Integrando e selecionando estratégia para prevenção de TEV
Após a avaliação do risco de trombose e do risco de sangramento, deve-se integrar essas informações com as opções terapêuticas (
Tabela 1
) e então realizar a seleção do método de profilaxia. Frequentemente as instituições (hospitais e clínica) possuem recomendações que levam em conta as questões locais, como custo e disponibilidade. Em suma, essa decisão é individualizada para o risco do paciente e momento da internação.
Pacientes de
baixo risco
, ou seja, sem fatores de risco evidentes para TEV, não necessitam de profilaxia farmacológica. Nesta categoria temos pacientes jovens, deambulando espontenamente e com internações curtas. Para este grupo, deambulação precoce, associada ou não ao uso de métodos mecânicos, é considerada suficiente para prevenir eventos tromboembólicos.
Para pacientes com
pelo menos um fator de risco para TEV
e sem contraindicação à anticoagulação, recomenda-se o uso de profilaxia farmacológica. Essa recomendação também se aplica a indivíduos de mais
alto risco
, como aqueles em estado crítico, com câncer ativo ou após acidente vascular cerebral. O uso dos anticoagulantes deve ser realizado desde que o risco de sangramento seja baixo. A heparina de baixo peso molecular é, em geral, a opção preferencial. Ainda assim, a heparina não fracionada seja uma alternativa válida em casos de insuficiência renal ou restrições econômicas.
A
trombocitopenia induzida por heparina
(
heparing-induced thrombocitopenia
) é um evento imune, desencadeado pela exposição a heparina de baixo peso ou não fracionada. Ela limita o uso destes medicamentos e costuma ocorrer em pacientes expostos a eles durante a internação. Apesar de levar a plaquetopenia, trata-se de um estado prótrombótico. Assim, o risco de TEV é aumentado. Quando não há sangramento ativo ou plaquetopenia grave, o fondaparinux é a alternativa para profilaxia.
Já nos indivíduos com
alto risco de sangramento ou contraindicação
absoluta
ao uso de anticoagulantes, é indicado o uso de métodos mecânicos de prevenção, como compressão pneumática intermitente ou meias elásticas graduadas. Ainda assim, a transição para profilaxia farmacológica deve ser realizada assim que o risco hemorrágico for considerado controlado, geralmente dentro de 24 a 48 horas.

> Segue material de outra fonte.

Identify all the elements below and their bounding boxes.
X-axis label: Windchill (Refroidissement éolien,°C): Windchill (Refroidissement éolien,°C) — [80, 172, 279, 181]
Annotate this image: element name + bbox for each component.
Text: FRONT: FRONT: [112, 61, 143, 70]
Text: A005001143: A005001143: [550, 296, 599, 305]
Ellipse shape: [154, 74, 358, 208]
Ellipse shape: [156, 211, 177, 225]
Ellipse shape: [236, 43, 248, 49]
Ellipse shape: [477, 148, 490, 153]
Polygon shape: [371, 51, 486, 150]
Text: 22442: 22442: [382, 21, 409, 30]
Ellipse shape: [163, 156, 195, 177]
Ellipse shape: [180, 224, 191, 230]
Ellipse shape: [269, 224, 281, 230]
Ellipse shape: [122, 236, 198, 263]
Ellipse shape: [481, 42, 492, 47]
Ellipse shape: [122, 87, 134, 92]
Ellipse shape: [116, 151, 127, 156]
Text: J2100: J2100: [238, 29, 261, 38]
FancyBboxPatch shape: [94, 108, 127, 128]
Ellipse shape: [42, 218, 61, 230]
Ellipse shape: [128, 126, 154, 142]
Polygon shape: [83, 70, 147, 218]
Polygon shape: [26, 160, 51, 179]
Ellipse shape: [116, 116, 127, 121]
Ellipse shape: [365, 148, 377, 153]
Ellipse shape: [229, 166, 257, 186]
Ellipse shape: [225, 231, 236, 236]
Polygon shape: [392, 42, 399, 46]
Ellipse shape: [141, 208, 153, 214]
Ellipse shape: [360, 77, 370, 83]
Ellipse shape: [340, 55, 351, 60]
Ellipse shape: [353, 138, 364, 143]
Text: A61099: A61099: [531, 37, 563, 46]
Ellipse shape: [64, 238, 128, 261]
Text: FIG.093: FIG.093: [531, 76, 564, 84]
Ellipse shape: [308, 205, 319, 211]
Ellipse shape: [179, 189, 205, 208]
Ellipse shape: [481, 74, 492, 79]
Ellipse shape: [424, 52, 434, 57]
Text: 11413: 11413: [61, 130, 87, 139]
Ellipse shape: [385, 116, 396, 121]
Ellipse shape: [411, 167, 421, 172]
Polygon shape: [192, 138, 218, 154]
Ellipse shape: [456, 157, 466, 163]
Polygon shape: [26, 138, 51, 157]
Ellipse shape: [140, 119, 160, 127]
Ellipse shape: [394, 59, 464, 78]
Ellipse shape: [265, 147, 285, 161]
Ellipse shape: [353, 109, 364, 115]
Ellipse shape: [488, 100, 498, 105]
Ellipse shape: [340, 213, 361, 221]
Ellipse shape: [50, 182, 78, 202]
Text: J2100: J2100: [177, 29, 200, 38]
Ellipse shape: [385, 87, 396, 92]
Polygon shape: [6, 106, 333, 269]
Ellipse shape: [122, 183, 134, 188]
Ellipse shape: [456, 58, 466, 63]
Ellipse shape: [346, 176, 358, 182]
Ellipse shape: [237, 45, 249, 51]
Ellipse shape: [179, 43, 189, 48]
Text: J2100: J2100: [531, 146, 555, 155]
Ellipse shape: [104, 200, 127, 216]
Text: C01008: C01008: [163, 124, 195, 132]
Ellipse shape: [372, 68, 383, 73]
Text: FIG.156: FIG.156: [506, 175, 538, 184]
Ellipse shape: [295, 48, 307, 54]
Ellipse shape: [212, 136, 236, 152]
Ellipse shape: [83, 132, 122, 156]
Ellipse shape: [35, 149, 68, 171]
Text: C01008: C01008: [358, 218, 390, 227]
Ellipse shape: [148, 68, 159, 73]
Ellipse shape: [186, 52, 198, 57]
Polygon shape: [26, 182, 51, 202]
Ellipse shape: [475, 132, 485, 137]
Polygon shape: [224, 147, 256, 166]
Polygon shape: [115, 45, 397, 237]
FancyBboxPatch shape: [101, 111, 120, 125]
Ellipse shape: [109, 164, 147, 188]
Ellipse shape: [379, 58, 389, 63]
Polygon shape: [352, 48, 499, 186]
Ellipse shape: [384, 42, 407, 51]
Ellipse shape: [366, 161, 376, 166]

Por fim, a profilaxia para TEV costuma ser mantida até a alta hospitalar ou até que o paciente esteja deambulando normalmente no hospital. Extensão após a o período da hospitalização aguda não é recomendada. O uso extendido de profilaxia farmacológica é eficaz para reduzir o risco TEV, mas não reduz a mortalidade e aumenta o risco de sangramento. Assim é considerada caso a caso, para pessoas em que o risco de TEV é considerado persistentemente elevado após a alta, como idosos com câncer ativo, acamados em reabilitação após AVC.